Kuala Lumpur: Authorities here today said they were looking into the possibility of an air turn back by the missing Malaysia Airlines plane that suddenly disappeared from radar with 239 people on board.
"We are also looking into the possibility of an air turn back that could have been undertaken by the missing plane," according to a top official.
In an air turn back, a plane returns to its airport of origin as a result of a malfunction in the aircraft.
Air force chief Rodzali Daud said the investigation was now focusing on a recording of radar signals that showed there was a possibility that the Boeing 777-200 Flight MH370 had turned back from its flight path.
A massive multinational search operation continued today for the second day to locate the missing plane, as authorities feared the worst for the aircraft that went missing over the South China Sea en route to Beijing from here.

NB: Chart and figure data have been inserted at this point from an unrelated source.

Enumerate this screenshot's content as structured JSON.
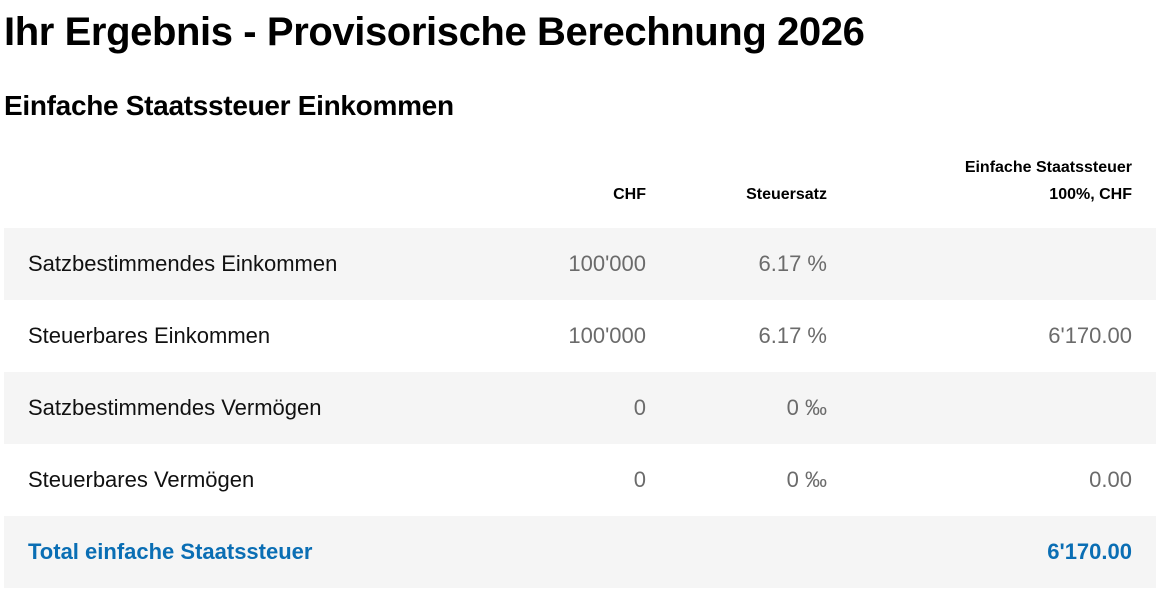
{
  "page": {
    "title": "Ihr Ergebnis - Provisorische Berechnung 2026"
  },
  "section": {
    "title": "Einfache Staatssteuer Einkommen"
  },
  "table": {
    "headers": {
      "chf": "CHF",
      "rate": "Steuersatz",
      "tax_line1": "Einfache Staatssteuer",
      "tax_line2": "100%, CHF"
    },
    "rows": [
      {
        "label": "Satzbestimmendes Einkommen",
        "chf": "100'000",
        "rate": "6.17 %",
        "tax": ""
      },
      {
        "label": "Steuerbares Einkommen",
        "chf": "100'000",
        "rate": "6.17 %",
        "tax": "6'170.00"
      },
      {
        "label": "Satzbestimmendes Vermögen",
        "chf": "0",
        "rate": "0 ‰",
        "tax": ""
      },
      {
        "label": "Steuerbares Vermögen",
        "chf": "0",
        "rate": "0 ‰",
        "tax": "0.00"
      }
    ],
    "total": {
      "label": "Total einfache Staatssteuer",
      "value": "6'170.00"
    }
  },
  "colors": {
    "accent": "#0a6eb4",
    "row_shade": "#f5f5f5",
    "muted_value": "#6b6b6b"
  }
}
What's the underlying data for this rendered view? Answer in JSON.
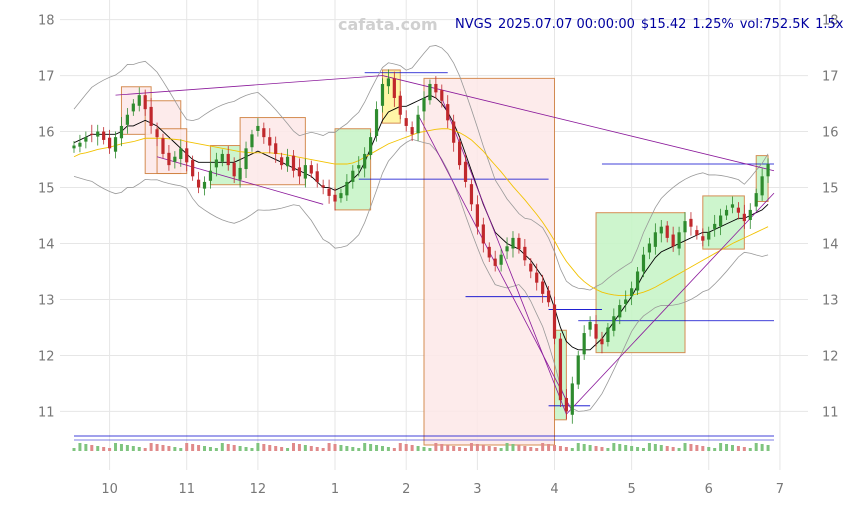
{
  "watermark": "cafata.com",
  "header": {
    "ticker": "NVGS",
    "datetime": "2025.07.07 00:00:00",
    "price": "$15.42",
    "change": "1.25%",
    "volume": "vol:752.5K",
    "ratio": "1.5x"
  },
  "colors": {
    "up": "#2e8b2e",
    "down": "#c0282c",
    "ma_short": "#000000",
    "ma_long": "#f2c200",
    "bollinger": "#999999",
    "trend": "#8b1a9b",
    "level": "#0000cc",
    "box_up_fill": "#c8f5c8",
    "box_down_fill": "#fde9e9",
    "box_neutral_fill": "#fff59e",
    "box_edge": "#d08040",
    "header_text": "#0000a0"
  },
  "chart_data": {
    "type": "candlestick",
    "ylim": [
      10.4,
      18.1
    ],
    "xlim": [
      0,
      118
    ],
    "y_ticks": [
      "11",
      "12",
      "13",
      "14",
      "15",
      "16",
      "17",
      "18"
    ],
    "y_tick_values": [
      11,
      12,
      13,
      14,
      15,
      16,
      17,
      18
    ],
    "x_ticks": [
      "10",
      "11",
      "12",
      "1",
      "2",
      "3",
      "4",
      "5",
      "6",
      "7"
    ],
    "x_tick_values": [
      6,
      19,
      31,
      44,
      56,
      68,
      81,
      94,
      107,
      119
    ],
    "grid": true,
    "close": [
      15.75,
      15.8,
      15.9,
      15.95,
      16.0,
      15.85,
      15.7,
      15.9,
      16.1,
      16.3,
      16.5,
      16.65,
      16.4,
      16.1,
      15.9,
      15.6,
      15.4,
      15.55,
      15.7,
      15.45,
      15.2,
      15.0,
      15.1,
      15.3,
      15.5,
      15.6,
      15.4,
      15.2,
      15.35,
      15.7,
      15.95,
      16.1,
      15.9,
      15.75,
      15.6,
      15.4,
      15.55,
      15.3,
      15.2,
      15.4,
      15.25,
      15.1,
      15.0,
      14.85,
      14.75,
      14.9,
      15.1,
      15.3,
      15.4,
      15.6,
      15.9,
      16.4,
      16.85,
      16.95,
      16.6,
      16.3,
      16.1,
      15.95,
      16.3,
      16.6,
      16.85,
      16.7,
      16.55,
      16.2,
      15.8,
      15.4,
      15.1,
      14.7,
      14.3,
      14.0,
      13.75,
      13.6,
      13.8,
      13.95,
      14.1,
      13.9,
      13.7,
      13.5,
      13.3,
      13.1,
      12.95,
      12.3,
      11.2,
      11.0,
      11.5,
      12.0,
      12.4,
      12.6,
      12.3,
      12.2,
      12.5,
      12.7,
      12.9,
      13.0,
      13.2,
      13.5,
      13.8,
      14.0,
      14.2,
      14.3,
      14.1,
      13.95,
      14.2,
      14.4,
      14.3,
      14.15,
      14.05,
      14.2,
      14.35,
      14.5,
      14.6,
      14.7,
      14.55,
      14.4,
      14.6,
      14.9,
      15.2,
      15.42
    ],
    "ma_short": [
      15.8,
      15.85,
      15.9,
      15.95,
      15.95,
      15.95,
      15.95,
      15.95,
      16.0,
      16.1,
      16.1,
      16.15,
      16.2,
      16.15,
      16.1,
      16.0,
      15.9,
      15.8,
      15.7,
      15.6,
      15.5,
      15.45,
      15.45,
      15.45,
      15.45,
      15.45,
      15.45,
      15.45,
      15.5,
      15.55,
      15.6,
      15.65,
      15.6,
      15.55,
      15.5,
      15.45,
      15.4,
      15.35,
      15.3,
      15.25,
      15.2,
      15.1,
      15.0,
      15.0,
      14.95,
      15.0,
      15.05,
      15.15,
      15.25,
      15.45,
      15.7,
      15.95,
      16.2,
      16.35,
      16.4,
      16.45,
      16.45,
      16.5,
      16.55,
      16.6,
      16.65,
      16.6,
      16.5,
      16.35,
      16.15,
      15.9,
      15.6,
      15.3,
      15.0,
      14.7,
      14.45,
      14.2,
      14.1,
      14.0,
      13.95,
      13.9,
      13.8,
      13.7,
      13.55,
      13.4,
      13.15,
      12.85,
      12.5,
      12.25,
      12.15,
      12.1,
      12.1,
      12.1,
      12.2,
      12.3,
      12.45,
      12.6,
      12.75,
      12.9,
      13.05,
      13.25,
      13.45,
      13.6,
      13.75,
      13.85,
      13.9,
      13.95,
      14.0,
      14.05,
      14.1,
      14.15,
      14.2,
      14.2,
      14.25,
      14.3,
      14.35,
      14.4,
      14.45,
      14.45,
      14.5,
      14.55,
      14.6,
      14.7
    ],
    "ma_long": [
      15.55,
      15.6,
      15.62,
      15.65,
      15.68,
      15.7,
      15.72,
      15.75,
      15.78,
      15.8,
      15.82,
      15.85,
      15.88,
      15.88,
      15.88,
      15.88,
      15.87,
      15.86,
      15.85,
      15.82,
      15.8,
      15.78,
      15.76,
      15.74,
      15.72,
      15.7,
      15.68,
      15.66,
      15.64,
      15.63,
      15.62,
      15.62,
      15.62,
      15.62,
      15.61,
      15.6,
      15.58,
      15.56,
      15.54,
      15.52,
      15.5,
      15.48,
      15.46,
      15.44,
      15.42,
      15.42,
      15.42,
      15.44,
      15.48,
      15.54,
      15.6,
      15.66,
      15.72,
      15.78,
      15.82,
      15.86,
      15.9,
      15.94,
      15.98,
      16.0,
      16.02,
      16.04,
      16.05,
      16.05,
      16.02,
      15.98,
      15.92,
      15.85,
      15.75,
      15.65,
      15.52,
      15.4,
      15.28,
      15.15,
      15.02,
      14.9,
      14.78,
      14.65,
      14.52,
      14.38,
      14.22,
      14.05,
      13.85,
      13.68,
      13.55,
      13.42,
      13.32,
      13.24,
      13.18,
      13.13,
      13.1,
      13.08,
      13.07,
      13.07,
      13.08,
      13.1,
      13.13,
      13.17,
      13.22,
      13.28,
      13.34,
      13.4,
      13.46,
      13.52,
      13.58,
      13.64,
      13.7,
      13.76,
      13.82,
      13.88,
      13.94,
      14.0,
      14.05,
      14.1,
      14.15,
      14.2,
      14.25,
      14.3
    ]
  }
}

Malaysia, Thailand, Singapore, Indonesia, China and the US have deployed a total of 22 aircraft and 40 ships to the area, besides Vietnam's fleet.
"The search and rescue teams are still unable to detect the whereabouts of the missing aircraft," Malaysia Airlines said in a statement.
The weather was fine, the aircraft was cruising and the pilots did not get time to send a distress signal unusual circumstance for a modern plane to crash, experts said.
The list of passengers on board includes 154 Chinese, 38 Malaysians, 7 Indonesians, 6 Australians, 5 Indians, 4 Americans and 2 Canadians.
"The Boeing 777-200 did not transmit any abnormalities before the ground control centre in Subang lost contact with it," Department of Civil Aviation Director-general Azharuddin Abdul Rahman said.
Azharuddin said the plane had disappeared from radar detection at aboutנ1.30am, roughly an hour after it took off from Kuala Lumpur International Airport on Friday.